Our vision of the South…..
There are so many sights to see in Eastern North Carolina, where do I being to describe them to you? I never realized this part of the country was so flat and ripe with farm lands. The precision of endless fields of green in perfectly lined rows, surprised me. Glancing at a simple field of cotton ready for harvest is a true pleasure. The beauty of a farmhouse shaded by an enormous shade tree brings a calm to my soul that I hadn’t realized before. Farms that sow cotton, peanuts, watermelon, cantaloupe, and pumpkins to name a few surround StillWater. Rocky Hock, a section of Edenton is famous for its melons, for they are the sweetest you have ever tasted.
In autumn, the smell of raw peanuts being harvested permeates the air, which has coaxed a black bear or two out of the woods looking for a treat. Did you know peanuts grow underground?? I didn’t, I just never considered it. The local farm equipment is reminiscent of 1980’s Star Wars armored all terrain walkers. We have seen tires as large as 7′ high and 3′ wide. I’ve added maneuvering one of these to my bucket list.

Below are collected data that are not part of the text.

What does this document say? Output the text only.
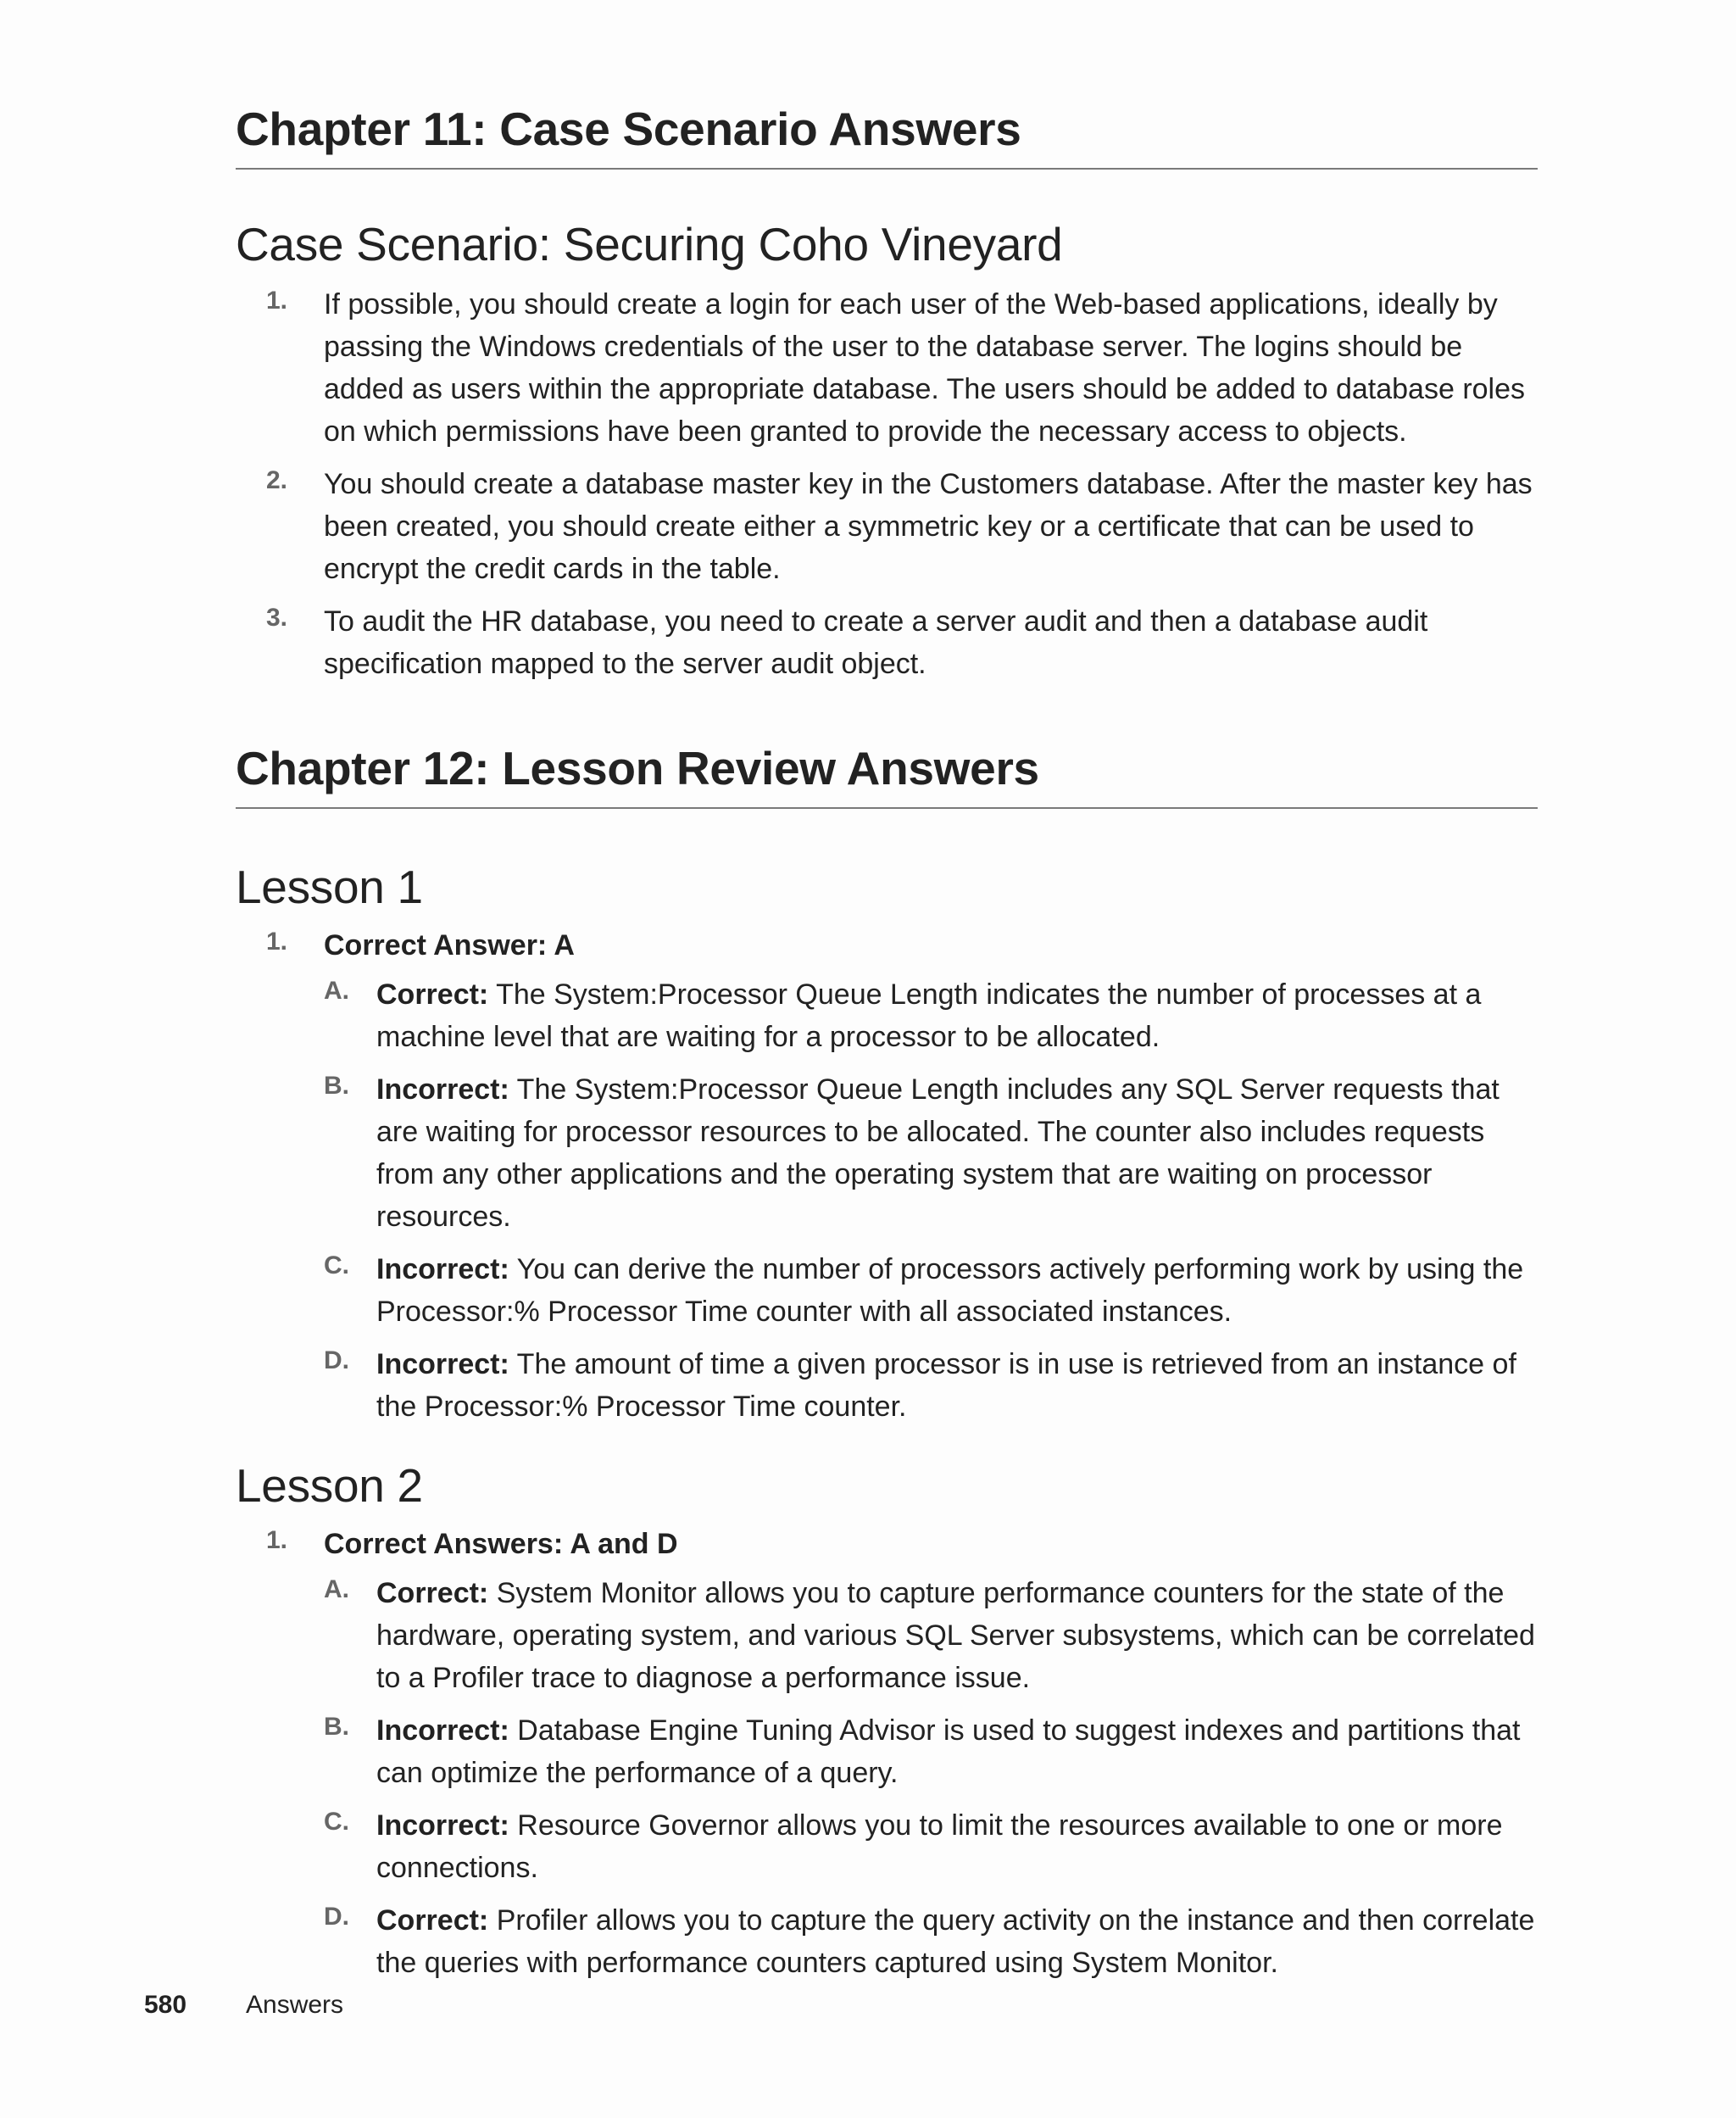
Chapter 11: Case Scenario Answers
Case Scenario: Securing Coho Vineyard
1. If possible, you should create a login for each user of the Web-based applications, ideally by passing the Windows credentials of the user to the database server. The logins should be added as users within the appropriate database. The users should be added to database roles on which permissions have been granted to provide the necessary access to objects.
2. You should create a database master key in the Customers database. After the master key has been created, you should create either a symmetric key or a certificate that can be used to encrypt the credit cards in the table.
3. To audit the HR database, you need to create a server audit and then a database audit specification mapped to the server audit object.
Chapter 12: Lesson Review Answers
Lesson 1
1. Correct Answer: A
A. Correct: The System:Processor Queue Length indicates the number of processes at a machine level that are waiting for a processor to be allocated.
B. Incorrect: The System:Processor Queue Length includes any SQL Server requests that are waiting for processor resources to be allocated. The counter also includes requests from any other applications and the operating system that are waiting on processor resources.
C. Incorrect: You can derive the number of processors actively performing work by using the Processor:% Processor Time counter with all associated instances.
D. Incorrect: The amount of time a given processor is in use is retrieved from an instance of the Processor:% Processor Time counter.
Lesson 2
1. Correct Answers: A and D
A. Correct: System Monitor allows you to capture performance counters for the state of the hardware, operating system, and various SQL Server subsystems, which can be correlated to a Profiler trace to diagnose a performance issue.
B. Incorrect: Database Engine Tuning Advisor is used to suggest indexes and partitions that can optimize the performance of a query.
C. Incorrect: Resource Governor allows you to limit the resources available to one or more connections.
D. Correct: Profiler allows you to capture the query activity on the instance and then correlate the queries with performance counters captured using System Monitor.
580 Answers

Upon first arriving, we joked that we could drive our car under one of these massive vehicles while traveling down the road.
What’s keeping me busy…..
To keep me occupied and happy, Tom built me raised beds for my gardens. After MUCH discussion, we picked a location close to the boat and next to the pond. He tilled the ground for me with the excavator, and built six 4×8 raised beds with “plucked” pine trees. The rest was up to me. I labored in the September heat, dressed in long pants, long sleeves and a netted hat because of the bugs. We have little pesky knats that crawl all over you, but don’t bite. They are more of a nuisance, and I am told that I will get used to them. (I actually have and no longer need the hat!) They arrive with the ripening of the melon crops and we have found that a simple breeze or fan will keep them at bay. A local joke is that people are very friendly around the area and always waving at everyone. What they are really doing, is keeping knats away from their faces…..but visitor’s don’t know that!
In fall, when I would typically be harvesting and wrapping up my garden, I was thrilled to be planting. Hopefully, I could grow all “winter” long. I tucked radishes, cabbage, broccoli, kale, chard, sage, Brussel sprouts, lettuce, onions and garlic into my little plots. A few mornings later, I found some cabbage leaves chewed. Wondering what creature was the culprit, we put up a fence. To my delight, I realized that the turtles were emerging from the pond and having a healthy snack. In my book, the turtles can do NOTHING wrong. While I was happily occupied with my little garden, Tom was busy clearing, clearing and clearing.
What’s keeping Tom busy…..
In the meantime, Tom was missing his beloved granite. It’s amazing after living in Maine, to be working on a land that has NO rocks. So, he hitched up his trailer and set off on a quick trip to bring some Maine to our North Carolina paradise. He loaded up an brought two huge statement pieces to add New England flair to the marina.
Tom has also been busy creating and sketching the house design, spending endless hours making our house spectacular. Starting from scratch is quite a challenge to put down onto paper. It is going to be a darling little two story Southern bungalow with front and rear porches, and tall windows which are not depicted below. Of course, he is planning an amazing interior, full of surprises!
In Edenton, on Sunday’s most everything has closed, and is truly a day of rest. It seems there are neighborhood churches on every corner and we marvel at the filled parking lots and pews. After services, families spend the day eating dinner and enjoying each others company. We have found a simpler way of life, one that emphasizes God, family and hard work. We are in love with this Southern part of the country and its way of life!
Loved reading your blog post, especially what’s keeping you both busy!
My ex and I lived in Virginia for awhile. Gave birth to my 3 daughters there. Life was simple. The South used to be called the Bible Belt, where God and church were a priority, and family time was important. The only things I didn’t like was the snakes and the heat! It sounds like you are settling in very nicely. Glad you have found a church you like. I always thought the Southern churches were so much more friendly than the Northern churches.